# Kernel build failure.



## manobrow (Feb 19, 2009)

My kernel failed compilation during the link stage because of some undefined references to ieee80211 functions. I am guessing that this is because I commented out some components that I didn't think I need. How do I know which components in my kernel config depend which others?
Thank you.


----------



## Lowell (Feb 19, 2009)

Usually, it's pretty obvious; for example, any 802.11 device still in your configuration will require the wlan device, and probably some of the other wlan_* devices as well.

Otherwise, there's often a comment to warn you.


----------



## ale (Feb 19, 2009)

You may also try looking into the following files:
/usr/src/sys/conf/NOTES
/usr/src/sys/`uname -m`/conf/NOTES


----------



## SeanC (Mar 11, 2009)

manobrow said:
			
		

> I am guessing that this is because I commented out some components that I didn't think I need.



Check the output of *dmesg* right after boot.
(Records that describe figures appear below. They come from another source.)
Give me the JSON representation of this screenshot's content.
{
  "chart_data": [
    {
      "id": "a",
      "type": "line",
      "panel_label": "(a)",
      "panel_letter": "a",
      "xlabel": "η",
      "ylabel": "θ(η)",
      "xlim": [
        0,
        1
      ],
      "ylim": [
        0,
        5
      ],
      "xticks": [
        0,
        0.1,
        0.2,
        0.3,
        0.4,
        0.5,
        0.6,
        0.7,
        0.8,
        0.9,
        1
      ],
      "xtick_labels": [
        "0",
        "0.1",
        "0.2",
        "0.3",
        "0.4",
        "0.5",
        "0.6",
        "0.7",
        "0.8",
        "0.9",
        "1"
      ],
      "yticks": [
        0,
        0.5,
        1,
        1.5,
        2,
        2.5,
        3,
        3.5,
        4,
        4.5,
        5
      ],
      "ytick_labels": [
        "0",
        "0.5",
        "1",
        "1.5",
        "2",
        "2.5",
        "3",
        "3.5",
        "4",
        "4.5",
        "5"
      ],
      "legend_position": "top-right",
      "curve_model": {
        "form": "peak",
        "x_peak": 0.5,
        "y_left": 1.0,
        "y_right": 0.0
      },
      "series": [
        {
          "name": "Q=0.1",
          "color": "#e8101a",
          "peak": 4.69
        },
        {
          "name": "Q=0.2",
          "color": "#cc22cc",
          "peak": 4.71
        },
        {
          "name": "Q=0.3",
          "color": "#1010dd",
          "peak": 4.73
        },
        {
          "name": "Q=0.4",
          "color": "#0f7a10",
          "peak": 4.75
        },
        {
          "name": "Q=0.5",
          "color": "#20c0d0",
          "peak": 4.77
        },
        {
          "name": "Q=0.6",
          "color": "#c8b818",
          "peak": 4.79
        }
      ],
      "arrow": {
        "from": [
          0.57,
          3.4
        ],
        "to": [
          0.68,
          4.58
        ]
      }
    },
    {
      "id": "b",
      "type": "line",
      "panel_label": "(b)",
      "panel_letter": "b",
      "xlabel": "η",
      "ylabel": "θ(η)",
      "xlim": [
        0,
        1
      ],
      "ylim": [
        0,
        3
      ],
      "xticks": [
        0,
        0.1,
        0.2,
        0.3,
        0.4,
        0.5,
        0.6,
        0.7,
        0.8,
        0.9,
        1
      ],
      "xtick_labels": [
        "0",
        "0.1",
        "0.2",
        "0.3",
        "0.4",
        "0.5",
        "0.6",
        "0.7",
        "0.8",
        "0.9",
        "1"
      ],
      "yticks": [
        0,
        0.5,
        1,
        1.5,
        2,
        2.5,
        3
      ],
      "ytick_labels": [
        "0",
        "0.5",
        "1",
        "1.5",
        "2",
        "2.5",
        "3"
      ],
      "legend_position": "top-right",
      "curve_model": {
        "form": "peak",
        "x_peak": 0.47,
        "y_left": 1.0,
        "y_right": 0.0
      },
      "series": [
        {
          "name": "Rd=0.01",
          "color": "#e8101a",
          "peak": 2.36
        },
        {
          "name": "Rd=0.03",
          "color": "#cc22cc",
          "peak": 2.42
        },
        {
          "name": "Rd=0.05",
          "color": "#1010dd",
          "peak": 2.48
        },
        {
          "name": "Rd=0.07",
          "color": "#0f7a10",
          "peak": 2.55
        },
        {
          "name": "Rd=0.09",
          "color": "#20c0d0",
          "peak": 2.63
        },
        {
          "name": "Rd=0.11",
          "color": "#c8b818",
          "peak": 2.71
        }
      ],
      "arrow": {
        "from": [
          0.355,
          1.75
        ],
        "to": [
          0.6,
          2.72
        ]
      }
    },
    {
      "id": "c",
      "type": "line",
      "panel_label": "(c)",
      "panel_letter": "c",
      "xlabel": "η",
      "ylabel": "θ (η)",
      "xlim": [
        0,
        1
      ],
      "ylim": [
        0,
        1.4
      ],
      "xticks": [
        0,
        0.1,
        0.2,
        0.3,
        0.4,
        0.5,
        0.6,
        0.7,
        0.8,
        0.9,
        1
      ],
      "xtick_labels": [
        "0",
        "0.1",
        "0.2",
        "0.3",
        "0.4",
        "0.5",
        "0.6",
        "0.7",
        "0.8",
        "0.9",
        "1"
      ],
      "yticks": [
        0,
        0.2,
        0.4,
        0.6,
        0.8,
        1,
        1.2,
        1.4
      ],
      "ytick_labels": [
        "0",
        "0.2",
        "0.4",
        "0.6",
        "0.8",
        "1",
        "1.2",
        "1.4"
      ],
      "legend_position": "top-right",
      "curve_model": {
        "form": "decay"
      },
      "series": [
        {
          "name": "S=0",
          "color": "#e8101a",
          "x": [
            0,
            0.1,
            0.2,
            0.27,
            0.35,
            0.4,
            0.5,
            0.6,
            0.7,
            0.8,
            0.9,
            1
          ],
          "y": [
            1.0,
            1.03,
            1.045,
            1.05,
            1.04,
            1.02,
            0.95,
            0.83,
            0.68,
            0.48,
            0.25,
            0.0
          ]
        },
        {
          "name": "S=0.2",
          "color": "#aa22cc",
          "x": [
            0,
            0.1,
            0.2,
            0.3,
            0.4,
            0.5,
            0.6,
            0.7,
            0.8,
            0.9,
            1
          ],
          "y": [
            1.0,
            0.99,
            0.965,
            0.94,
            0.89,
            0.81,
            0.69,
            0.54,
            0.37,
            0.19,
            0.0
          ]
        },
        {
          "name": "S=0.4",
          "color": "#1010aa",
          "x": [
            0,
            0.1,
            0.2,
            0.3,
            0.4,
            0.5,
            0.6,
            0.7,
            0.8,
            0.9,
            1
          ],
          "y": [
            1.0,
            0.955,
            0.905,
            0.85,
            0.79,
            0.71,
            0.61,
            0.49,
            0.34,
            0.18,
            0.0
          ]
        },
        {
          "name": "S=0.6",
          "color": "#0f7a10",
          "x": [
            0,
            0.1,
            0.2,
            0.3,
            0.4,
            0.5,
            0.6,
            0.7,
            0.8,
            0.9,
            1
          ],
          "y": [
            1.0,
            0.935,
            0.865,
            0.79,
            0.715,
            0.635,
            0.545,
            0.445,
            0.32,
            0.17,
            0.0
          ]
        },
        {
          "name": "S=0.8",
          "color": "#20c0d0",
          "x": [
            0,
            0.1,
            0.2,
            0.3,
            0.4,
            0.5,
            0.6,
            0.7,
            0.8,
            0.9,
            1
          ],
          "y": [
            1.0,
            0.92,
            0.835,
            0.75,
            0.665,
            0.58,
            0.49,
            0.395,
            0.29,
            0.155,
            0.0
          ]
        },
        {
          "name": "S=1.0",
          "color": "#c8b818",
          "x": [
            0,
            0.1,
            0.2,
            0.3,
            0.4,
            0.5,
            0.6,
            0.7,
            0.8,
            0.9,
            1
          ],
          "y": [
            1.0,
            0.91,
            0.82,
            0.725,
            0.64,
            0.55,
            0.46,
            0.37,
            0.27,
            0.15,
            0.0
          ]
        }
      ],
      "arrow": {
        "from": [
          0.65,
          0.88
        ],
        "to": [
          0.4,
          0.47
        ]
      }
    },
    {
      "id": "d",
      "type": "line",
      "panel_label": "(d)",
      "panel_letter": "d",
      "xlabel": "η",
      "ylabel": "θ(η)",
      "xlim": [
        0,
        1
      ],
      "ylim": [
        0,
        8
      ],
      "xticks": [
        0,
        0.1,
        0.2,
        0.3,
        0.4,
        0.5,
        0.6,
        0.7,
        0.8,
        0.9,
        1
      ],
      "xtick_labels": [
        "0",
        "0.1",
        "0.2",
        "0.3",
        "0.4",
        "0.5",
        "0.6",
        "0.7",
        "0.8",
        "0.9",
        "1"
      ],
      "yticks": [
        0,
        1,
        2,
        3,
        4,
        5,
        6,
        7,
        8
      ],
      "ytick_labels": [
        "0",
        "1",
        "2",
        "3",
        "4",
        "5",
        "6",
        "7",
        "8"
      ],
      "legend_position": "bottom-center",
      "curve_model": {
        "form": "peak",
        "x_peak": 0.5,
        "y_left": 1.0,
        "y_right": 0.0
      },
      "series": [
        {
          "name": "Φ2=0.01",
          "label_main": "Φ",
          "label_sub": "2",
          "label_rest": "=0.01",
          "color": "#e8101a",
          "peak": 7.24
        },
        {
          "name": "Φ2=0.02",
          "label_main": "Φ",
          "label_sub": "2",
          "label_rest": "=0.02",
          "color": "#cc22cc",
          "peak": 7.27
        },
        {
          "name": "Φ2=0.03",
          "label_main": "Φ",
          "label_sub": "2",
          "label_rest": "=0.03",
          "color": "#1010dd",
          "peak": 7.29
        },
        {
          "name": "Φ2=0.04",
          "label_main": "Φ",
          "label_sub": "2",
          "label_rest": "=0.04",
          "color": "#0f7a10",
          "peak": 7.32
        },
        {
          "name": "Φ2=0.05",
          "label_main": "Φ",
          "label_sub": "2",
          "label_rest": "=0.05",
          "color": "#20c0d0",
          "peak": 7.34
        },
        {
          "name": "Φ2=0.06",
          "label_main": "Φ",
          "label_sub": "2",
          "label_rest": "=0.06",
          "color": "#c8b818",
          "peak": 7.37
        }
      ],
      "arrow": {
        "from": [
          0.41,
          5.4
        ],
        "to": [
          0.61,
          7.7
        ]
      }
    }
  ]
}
Everything that you need to keep in your custom kernel _should_ be listed there.


----------



## manobrow (Mar 11, 2009)

Thanks go to everyone who tried to help. I feel I must apologize for forgetting to inform you that I got over the issue


----------



## ale (Mar 11, 2009)

manobrow said:
			
		

> Thanks go to everyone who tried to help. I feel I must apologize for forgetting to inform you that I got over the issue


It would be nice for the other members and for who is facing the same problem to know how.


----------



## SeanC (Mar 11, 2009)

And tag the thread as *solved*.


----------



## manobrow (Mar 13, 2009)

I removed some more lines related to the wireless that I had missed the first time. Nothing fancy.


----------